2. Make a list of components you would find in your cell. A plant cell would contain a cell wall, cell membrane, cytoplasm, nucleus, DNA, ribosomes, chloroplasts, Endoplasmic reticulum (smooth and rough), golgi complex, ribosomes, lysosomes, and vacuoles. An animal cell would contain a cell membrane, cytoplasm, nucleus, DNA, mitochondria, endoplasmic reticulum (smooth and rough), ribosomes, golgi complex,ribosomes, lysosomes, and vacuoles. Select different materials to represent each of the organelles present in that cell. Shape and size the material to realistically resemble the organelle. Place each in its appropriate location in cell body.
3. Label each of the components. Print out organelle names, cut them into small labels and use toothpicks to attach to each label with some tape.
4. Create a separate key that shows each of the cell components and describes its function in the cell.
5. Use the cell grading rubric to get maximum points for your project.
Cell Grading Rubric
Grading rubric will look at the following qualities of your cell model:
Creativity and Design
- Animal or plant cell model is appropriate shape. Animal cells are round and plant cells are square.
- Construction is a 3-D model using four or more different media/materials. The model must be 3-D and not a drawing. Materials may be edible or nonedible. Be creative in choosing materials. Use your imagination and look for things around the house (buttons, chennile sticks, dried pasta, yarn, playdough, gelatin, candy of different shapes and sizes)
- Care is taken to choose materials that accurately represent each cellular component in shape, size and location in cell. For example, the mitochondria and chloroplasts are kidney-bean shaped and are roughly the a quarter of the size of the nucleus. The nucleus is round, located in the center of the cell body and should be the largest organelle in the cell model.
- Cell components for that particular cell (plant or animal) are present with none missing. Components are accurate as well. For example, mitochondria are found in animal cells but chloroplasts are found in plant cells.
- Cell components are labeled appropriately
- Separate key lists cellular components and their functions
Extra points for the following:
- Create a particular type of animal cell (muscle, nerve, bone, blood) with accurate representation of cellular components. Example: skeletal muscle cells have many nuclei; red blood cells have none because their nuclei pop out before entering the blood stream from the bone marrow.
- On a separate piece of paper give a simple explanation for photosynthesis and state which organelle is involved with this process.

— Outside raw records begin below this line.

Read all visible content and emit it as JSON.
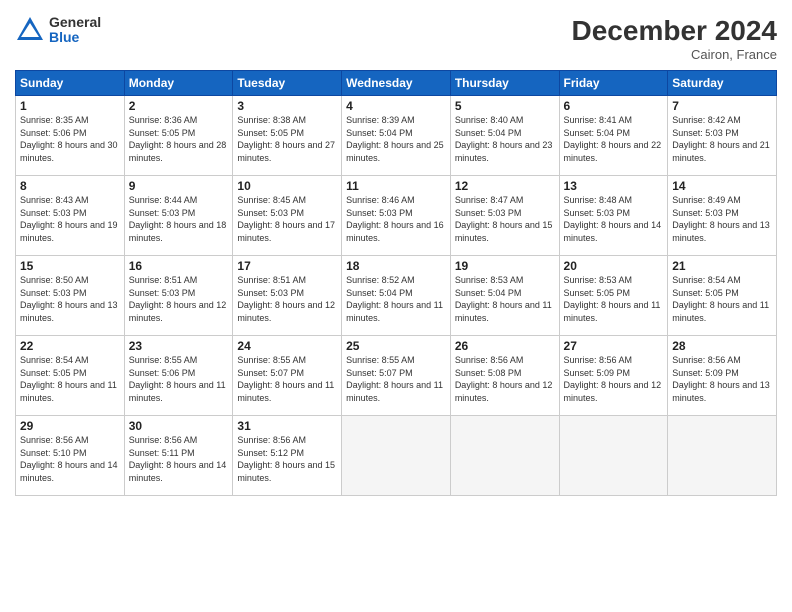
{
  "header": {
    "logo_general": "General",
    "logo_blue": "Blue",
    "month": "December 2024",
    "location": "Cairon, France"
  },
  "days_of_week": [
    "Sunday",
    "Monday",
    "Tuesday",
    "Wednesday",
    "Thursday",
    "Friday",
    "Saturday"
  ],
  "weeks": [
    [
      {
        "num": "1",
        "sunrise": "8:35 AM",
        "sunset": "5:06 PM",
        "daylight": "8 hours and 30 minutes."
      },
      {
        "num": "2",
        "sunrise": "8:36 AM",
        "sunset": "5:05 PM",
        "daylight": "8 hours and 28 minutes."
      },
      {
        "num": "3",
        "sunrise": "8:38 AM",
        "sunset": "5:05 PM",
        "daylight": "8 hours and 27 minutes."
      },
      {
        "num": "4",
        "sunrise": "8:39 AM",
        "sunset": "5:04 PM",
        "daylight": "8 hours and 25 minutes."
      },
      {
        "num": "5",
        "sunrise": "8:40 AM",
        "sunset": "5:04 PM",
        "daylight": "8 hours and 23 minutes."
      },
      {
        "num": "6",
        "sunrise": "8:41 AM",
        "sunset": "5:04 PM",
        "daylight": "8 hours and 22 minutes."
      },
      {
        "num": "7",
        "sunrise": "8:42 AM",
        "sunset": "5:03 PM",
        "daylight": "8 hours and 21 minutes."
      }
    ],
    [
      {
        "num": "8",
        "sunrise": "8:43 AM",
        "sunset": "5:03 PM",
        "daylight": "8 hours and 19 minutes."
      },
      {
        "num": "9",
        "sunrise": "8:44 AM",
        "sunset": "5:03 PM",
        "daylight": "8 hours and 18 minutes."
      },
      {
        "num": "10",
        "sunrise": "8:45 AM",
        "sunset": "5:03 PM",
        "daylight": "8 hours and 17 minutes."
      },
      {
        "num": "11",
        "sunrise": "8:46 AM",
        "sunset": "5:03 PM",
        "daylight": "8 hours and 16 minutes."
      },
      {
        "num": "12",
        "sunrise": "8:47 AM",
        "sunset": "5:03 PM",
        "daylight": "8 hours and 15 minutes."
      },
      {
        "num": "13",
        "sunrise": "8:48 AM",
        "sunset": "5:03 PM",
        "daylight": "8 hours and 14 minutes."
      },
      {
        "num": "14",
        "sunrise": "8:49 AM",
        "sunset": "5:03 PM",
        "daylight": "8 hours and 13 minutes."
      }
    ],
    [
      {
        "num": "15",
        "sunrise": "8:50 AM",
        "sunset": "5:03 PM",
        "daylight": "8 hours and 13 minutes."
      },
      {
        "num": "16",
        "sunrise": "8:51 AM",
        "sunset": "5:03 PM",
        "daylight": "8 hours and 12 minutes."
      },
      {
        "num": "17",
        "sunrise": "8:51 AM",
        "sunset": "5:03 PM",
        "daylight": "8 hours and 12 minutes."
      },
      {
        "num": "18",
        "sunrise": "8:52 AM",
        "sunset": "5:04 PM",
        "daylight": "8 hours and 11 minutes."
      },
      {
        "num": "19",
        "sunrise": "8:53 AM",
        "sunset": "5:04 PM",
        "daylight": "8 hours and 11 minutes."
      },
      {
        "num": "20",
        "sunrise": "8:53 AM",
        "sunset": "5:05 PM",
        "daylight": "8 hours and 11 minutes."
      },
      {
        "num": "21",
        "sunrise": "8:54 AM",
        "sunset": "5:05 PM",
        "daylight": "8 hours and 11 minutes."
      }
    ],
    [
      {
        "num": "22",
        "sunrise": "8:54 AM",
        "sunset": "5:05 PM",
        "daylight": "8 hours and 11 minutes."
      },
      {
        "num": "23",
        "sunrise": "8:55 AM",
        "sunset": "5:06 PM",
        "daylight": "8 hours and 11 minutes."
      },
      {
        "num": "24",
        "sunrise": "8:55 AM",
        "sunset": "5:07 PM",
        "daylight": "8 hours and 11 minutes."
      },
      {
        "num": "25",
        "sunrise": "8:55 AM",
        "sunset": "5:07 PM",
        "daylight": "8 hours and 11 minutes."
      },
      {
        "num": "26",
        "sunrise": "8:56 AM",
        "sunset": "5:08 PM",
        "daylight": "8 hours and 12 minutes."
      },
      {
        "num": "27",
        "sunrise": "8:56 AM",
        "sunset": "5:09 PM",
        "daylight": "8 hours and 12 minutes."
      },
      {
        "num": "28",
        "sunrise": "8:56 AM",
        "sunset": "5:09 PM",
        "daylight": "8 hours and 13 minutes."
      }
    ],
    [
      {
        "num": "29",
        "sunrise": "8:56 AM",
        "sunset": "5:10 PM",
        "daylight": "8 hours and 14 minutes."
      },
      {
        "num": "30",
        "sunrise": "8:56 AM",
        "sunset": "5:11 PM",
        "daylight": "8 hours and 14 minutes."
      },
      {
        "num": "31",
        "sunrise": "8:56 AM",
        "sunset": "5:12 PM",
        "daylight": "8 hours and 15 minutes."
      },
      null,
      null,
      null,
      null
    ]
  ],
  "labels": {
    "sunrise": "Sunrise:",
    "sunset": "Sunset:",
    "daylight": "Daylight:"
  }
}
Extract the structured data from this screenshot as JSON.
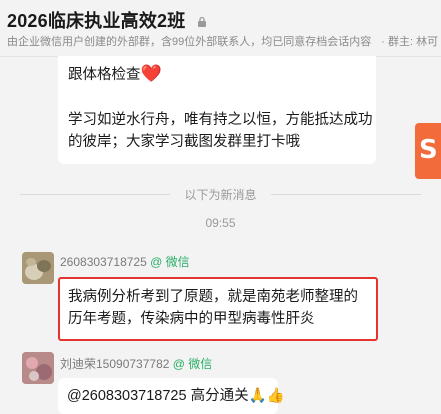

Create a Stand for Cell Model
You may use a paper towel roll with tape or the top from a gift box to place your cell model on. You will want to tape or glue the bottom of your model to reduce wobbling and make it secure.
Cell Component Checklist
-endoplasmic reticulum (smooth and rough)
-ribosomes (on ER as well as free floating ribosomes in the cytoplasm)
- endoplasmic reticulum (smooth and rough ER)
- ribosomes (on ER as well as free floating in cytoplasm)
-chloroplasts (remember to make the chloroplasts green since they are filled with chlorophyll)
After learning the anatomy of the cell and its components, research the functions of each part. Quiz yourself or work with a study buddy to help you remember the functions. You will be expected to provide a key that describes the functions of each component on your cell model.